Rent rises: The calculation method must be reviewed to ensure access to the essential need for housing

Option consommateurs joins tenants' associations in calling for a review of the method of calculating rent increases by removing landlords' net income, in order to reduce rent increases and ensure better access to the essential need for housing.
The Rental Housing Tribunal (TAL) recently announced a 5.9% increase in rent prices in Quebec for the coming year, the largest increase in 30 years. Since 2019, the TAL has granted successive increases totaling 16%.
The homeowner's net income component, which represents more than 60% of the rent, corresponds to the profit that the homeowner makes from renting a dwelling. To adjust it, TAL also uses an economic indicator that is more volatile than the general CPI: the housing component of the CPI.

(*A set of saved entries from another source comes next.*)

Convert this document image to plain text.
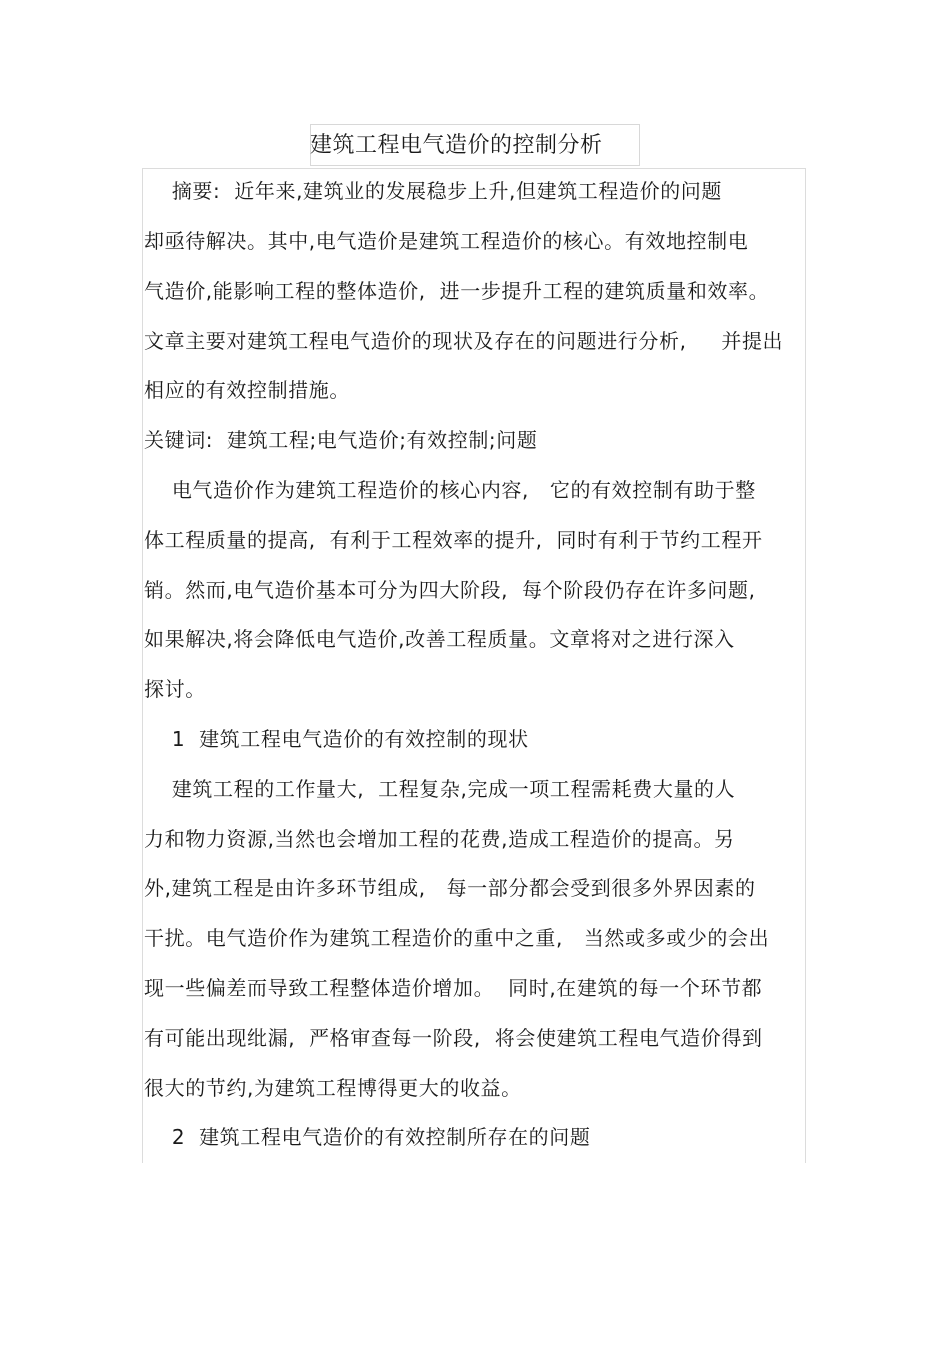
建筑工程电气造价的控制分析
摘要:  近年来,建筑业的发展稳步上升,但建筑工程造价的问题
却亟待解决。其中,电气造价是建筑工程造价的核心。有效地控制电
气造价,能影响工程的整体造价,  进一步提升工程的建筑质量和效率。
文章主要对建筑工程电气造价的现状及存在的问题进行分析,     并提出
相应的有效控制措施。
关键词:  建筑工程;电气造价;有效控制;问题
电气造价作为建筑工程造价的核心内容,   它的有效控制有助于整
体工程质量的提高,  有利于工程效率的提升,  同时有利于节约工程开
销。然而,电气造价基本可分为四大阶段,  每个阶段仍存在许多问题,
如果解决,将会降低电气造价,改善工程质量。文章将对之进行深入
探讨。
1  建筑工程电气造价的有效控制的现状
建筑工程的工作量大,  工程复杂,完成一项工程需耗费大量的人
力和物力资源,当然也会增加工程的花费,造成工程造价的提高。另
外,建筑工程是由许多环节组成,   每一部分都会受到很多外界因素的
干扰。电气造价作为建筑工程造价的重中之重,   当然或多或少的会出
现一些偏差而导致工程整体造价增加。  同时,在建筑的每一个环节都
有可能出现纰漏,  严格审查每一阶段,  将会使建筑工程电气造价得到
很大的节约,为建筑工程博得更大的收益。
2  建筑工程电气造价的有效控制所存在的问题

Option consommateurs and tenants' associations believe that this net income should not be taken into account in the calculations, as it is not the role of the TAL to determine landlords' share of profits. The current TAL formula contributes to particularly high increases. It is essential to revise it so that it reflects only the real costs of maintaining and operating housing.
Such a major rent increase will have direct and disastrous consequences for many tenants. For a number of years now, Option consommateurs has been observing that the cost of rent is weighing heavily on the wallets of many households during the 400 or so budget consultations and interventions carried out each year.

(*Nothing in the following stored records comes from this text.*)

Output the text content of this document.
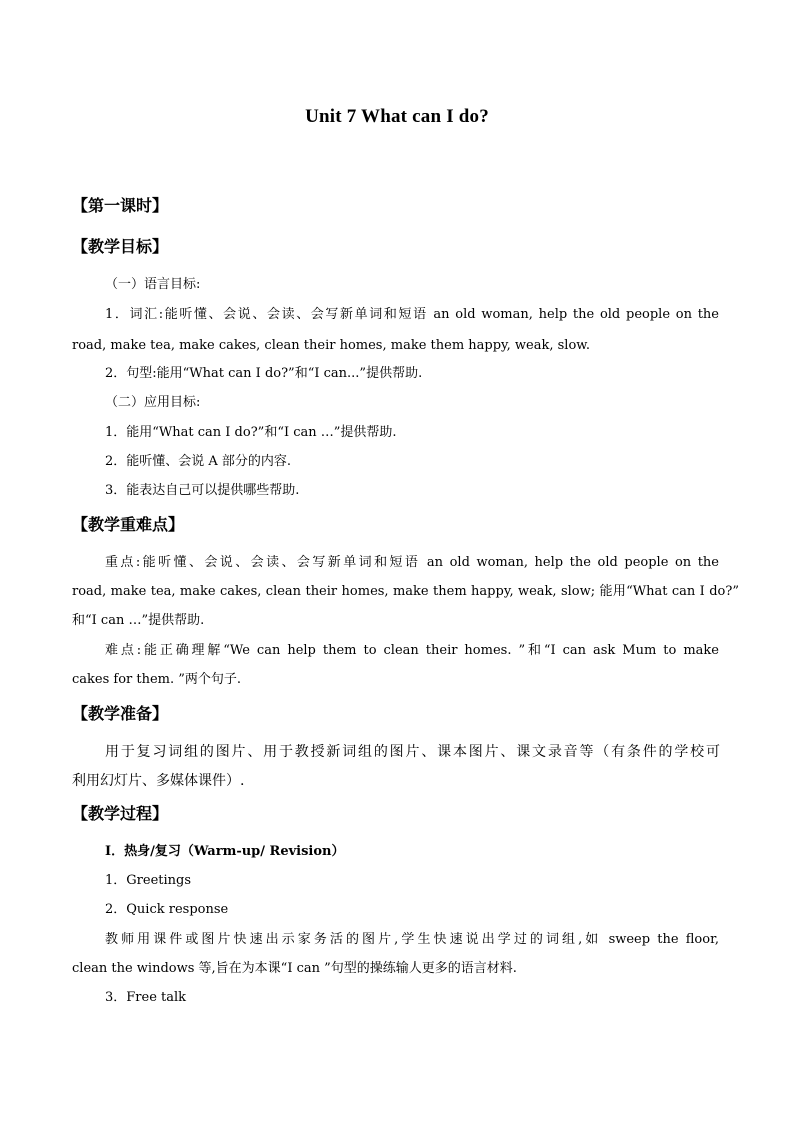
Unit 7 What can I do?
【第一课时】
【教学目标】
（一）语言目标:
1．词汇:能听懂、会说、会读、会写新单词和短语 an old woman, help the old people on the
road, make tea, make cakes, clean their homes, make them happy, weak, slow.
2．句型:能用“What can I do?”和“I can...”提供帮助.
（二）应用目标:
1．能用“What can I do?”和“I can …”提供帮助.
2．能听懂、会说 A 部分的内容.
3．能表达自己可以提供哪些帮助.
【教学重难点】
重点:能听懂、会说、会读、会写新单词和短语 an old woman, help the old people on the
road, make tea, make cakes, clean their homes, make them happy, weak, slow; 能用“What can I do?”
和“I can …”提供帮助.
难点:能正确理解“We can help them to clean their homes. ”和“I can ask Mum to make
cakes for them. ”两个句子.
【教学准备】
用于复习词组的图片、用于教授新词组的图片、课本图片、课文录音等（有条件的学校可
利用幻灯片、多媒体课件）.
【教学过程】
I．热身/复习（Warm-up/ Revision）
1．Greetings
2．Quick response
教师用课件或图片快速出示家务活的图片,学生快速说出学过的词组,如 sweep the floor,
clean the windows 等,旨在为本课“I can ”句型的操练输人更多的语言材料.
3．Free talk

Many people simply can't afford today's rents and find themselves in precarious financial situations. Housing is a necessity and a basic need. Without this basic need for security met, the most vulnerable consumers such as low-income earners, the young and elderly, and single people may no longer be able to meet the need to feed themselves, and are more at risk of developing physical and/or mental health problems, or ending up on the streets altogether.
In addition to reviewing the calculation method, Option consommateurs is asking the provincial government to prioritize the construction of affordable housing by abolishing the QST on new rental housing cooperatives and on new social housing construction.
We also think it's a good idea to set up a provincial rent registry. Such a register would make it possible to combat rising rents by giving tenants the opportunity to check the rent paid by previous tenants. We also propose that the government set up a summit on access to housing and home ownership. The aim and vision of this summit must be to treat this issue as a national priority.